The same versioned dataset also feeds into AgentCore Optimization. When you use the Recommendations API to generate improved system prompts or tool descriptions, the evaluation scores driving those decisions are grounded in your dataset. The same applies when you set up an A/B test to validate those improvements against live traffic. Stable inputs make the optimization loop trustworthy rather than a side effect of a shifting test set.

Practices worth adopting early

Ground your test suite in real incidents. The scenarios that catch the most are the ones sourced from actual production failures. A broker received a stale price, a profile got crossed between sessions, or PII appeared where it shouldn’t. These target weaknesses your agent has already demonstrated in front of real users. Invented questions target imagined ones.

Use predefined for depth, simulated for breadth. Predefined scenarios guard the bugs you’ve already found. Simulated scenarios surface the ones you haven’t. A healthy dataset includes both. For the Market Trends Agent, predefined scenarios cover the pricing drift and workflow-order bugs that already burned a user. Simulated scenarios exercise varied broker personas that push the agent in directions no one anticipated.

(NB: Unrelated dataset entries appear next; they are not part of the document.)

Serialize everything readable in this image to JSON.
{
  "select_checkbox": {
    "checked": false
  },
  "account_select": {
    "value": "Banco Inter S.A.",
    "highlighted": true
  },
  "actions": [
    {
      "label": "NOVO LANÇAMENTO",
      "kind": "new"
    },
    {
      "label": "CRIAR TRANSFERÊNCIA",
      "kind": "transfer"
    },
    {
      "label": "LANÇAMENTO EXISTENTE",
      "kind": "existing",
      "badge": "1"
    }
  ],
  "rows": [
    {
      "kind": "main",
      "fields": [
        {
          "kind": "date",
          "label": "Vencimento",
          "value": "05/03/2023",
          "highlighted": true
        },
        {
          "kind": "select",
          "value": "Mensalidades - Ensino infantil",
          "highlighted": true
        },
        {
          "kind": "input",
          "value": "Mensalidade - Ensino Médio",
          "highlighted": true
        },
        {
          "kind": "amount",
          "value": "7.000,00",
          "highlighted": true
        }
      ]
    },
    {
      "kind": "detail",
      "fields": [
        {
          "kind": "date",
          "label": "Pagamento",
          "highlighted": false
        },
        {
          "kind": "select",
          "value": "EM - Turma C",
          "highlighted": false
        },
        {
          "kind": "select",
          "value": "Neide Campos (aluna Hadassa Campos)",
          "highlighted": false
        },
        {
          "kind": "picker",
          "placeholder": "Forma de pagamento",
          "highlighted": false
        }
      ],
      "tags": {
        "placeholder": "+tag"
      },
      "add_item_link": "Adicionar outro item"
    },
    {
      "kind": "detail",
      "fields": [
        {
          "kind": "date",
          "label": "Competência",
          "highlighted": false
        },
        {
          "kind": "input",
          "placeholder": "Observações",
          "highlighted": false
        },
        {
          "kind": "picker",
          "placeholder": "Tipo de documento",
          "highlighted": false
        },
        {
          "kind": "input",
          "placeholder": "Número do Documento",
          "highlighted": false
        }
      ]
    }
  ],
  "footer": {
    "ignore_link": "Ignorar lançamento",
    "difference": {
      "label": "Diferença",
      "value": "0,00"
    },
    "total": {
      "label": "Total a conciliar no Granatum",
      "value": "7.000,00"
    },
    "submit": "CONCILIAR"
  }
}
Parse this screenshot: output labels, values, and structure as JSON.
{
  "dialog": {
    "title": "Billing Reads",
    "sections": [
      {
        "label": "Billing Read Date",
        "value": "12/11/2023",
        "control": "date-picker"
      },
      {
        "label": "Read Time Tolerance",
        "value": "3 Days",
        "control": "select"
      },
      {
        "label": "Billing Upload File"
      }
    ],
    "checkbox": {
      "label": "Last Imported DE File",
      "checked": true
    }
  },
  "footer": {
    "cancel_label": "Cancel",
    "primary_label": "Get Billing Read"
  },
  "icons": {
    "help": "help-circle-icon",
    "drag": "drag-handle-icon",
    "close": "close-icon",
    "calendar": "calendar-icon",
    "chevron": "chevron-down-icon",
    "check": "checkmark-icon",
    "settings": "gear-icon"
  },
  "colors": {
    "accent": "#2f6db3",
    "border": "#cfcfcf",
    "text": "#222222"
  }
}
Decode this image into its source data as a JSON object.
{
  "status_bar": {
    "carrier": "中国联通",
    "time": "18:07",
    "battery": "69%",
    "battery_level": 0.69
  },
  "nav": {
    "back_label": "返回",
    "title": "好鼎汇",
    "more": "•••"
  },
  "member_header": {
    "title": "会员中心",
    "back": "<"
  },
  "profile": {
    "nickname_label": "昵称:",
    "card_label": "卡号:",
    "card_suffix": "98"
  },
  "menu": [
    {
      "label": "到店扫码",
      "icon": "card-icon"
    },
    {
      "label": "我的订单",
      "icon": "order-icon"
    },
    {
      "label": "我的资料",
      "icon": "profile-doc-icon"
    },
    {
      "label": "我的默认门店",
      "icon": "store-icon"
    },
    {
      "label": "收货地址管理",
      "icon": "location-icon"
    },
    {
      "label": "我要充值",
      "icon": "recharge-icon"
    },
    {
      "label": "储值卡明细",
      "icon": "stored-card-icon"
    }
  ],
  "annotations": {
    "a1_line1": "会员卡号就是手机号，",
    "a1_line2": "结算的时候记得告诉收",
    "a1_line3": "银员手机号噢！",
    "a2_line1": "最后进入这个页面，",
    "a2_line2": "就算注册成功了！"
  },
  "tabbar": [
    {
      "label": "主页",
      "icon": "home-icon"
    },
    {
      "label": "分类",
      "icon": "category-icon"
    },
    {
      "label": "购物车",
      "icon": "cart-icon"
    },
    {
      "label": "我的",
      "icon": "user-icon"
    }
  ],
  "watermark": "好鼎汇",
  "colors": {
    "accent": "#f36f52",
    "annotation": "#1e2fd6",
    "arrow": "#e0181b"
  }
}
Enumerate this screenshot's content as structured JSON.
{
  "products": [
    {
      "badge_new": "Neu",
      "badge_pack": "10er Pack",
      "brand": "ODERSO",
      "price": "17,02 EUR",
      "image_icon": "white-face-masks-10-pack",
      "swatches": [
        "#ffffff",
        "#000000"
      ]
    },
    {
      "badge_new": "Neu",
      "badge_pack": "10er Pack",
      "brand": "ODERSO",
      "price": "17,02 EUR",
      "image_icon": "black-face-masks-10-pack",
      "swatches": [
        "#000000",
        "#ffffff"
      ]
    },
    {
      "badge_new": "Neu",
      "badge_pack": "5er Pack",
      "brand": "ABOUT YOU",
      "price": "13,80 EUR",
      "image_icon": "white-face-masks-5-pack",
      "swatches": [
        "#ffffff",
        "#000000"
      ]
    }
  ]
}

Publish a version before every change. Versions are immutable and cost nothing to keep. When you’re debugging a score regression months later, you’ll want to know exactly which scenarios were in play at each checkpoint.

One dataset, many versions. Resist creating a new dataset every sprint. The value is in continuity. The same dataset ID accumulates every failure your agent has ever encountered, and every future evaluation inherits that history. Publishing a new version means building on everything you’ve already learned. Creating a new dataset means starting from scratch.

Cleanup

To avoid incurring future charges, delete the dataset and its versions with DatasetClient.delete_dataset(). Remove the Market Trends Agent by following the cleanup section in the repository README.

Conclusion

A test suite is only useful if it holds still. When the inputs change between runs, your scores measure drift in the test set rather than improvement in the agent.

Managing datasets in AgentCore gives you versioned, schema-validated test cases as a managed resource. Production failures become permanent regression scenarios, simulated personas generate coverage you couldn’t script by hand, and immutable versions let you compare honestly across agent releases.

The pricing bug that a broker caught last quarter is a test case now. Every change to the system prompt, every tool description update, and every model swap gets evaluated against it. The suite accumulates institutional knowledge about how your agent has failed, and it holds every future version accountable to that history.

To get started, see the Amazon Bedrock AgentCore documentation and the Market Trends Agent sample.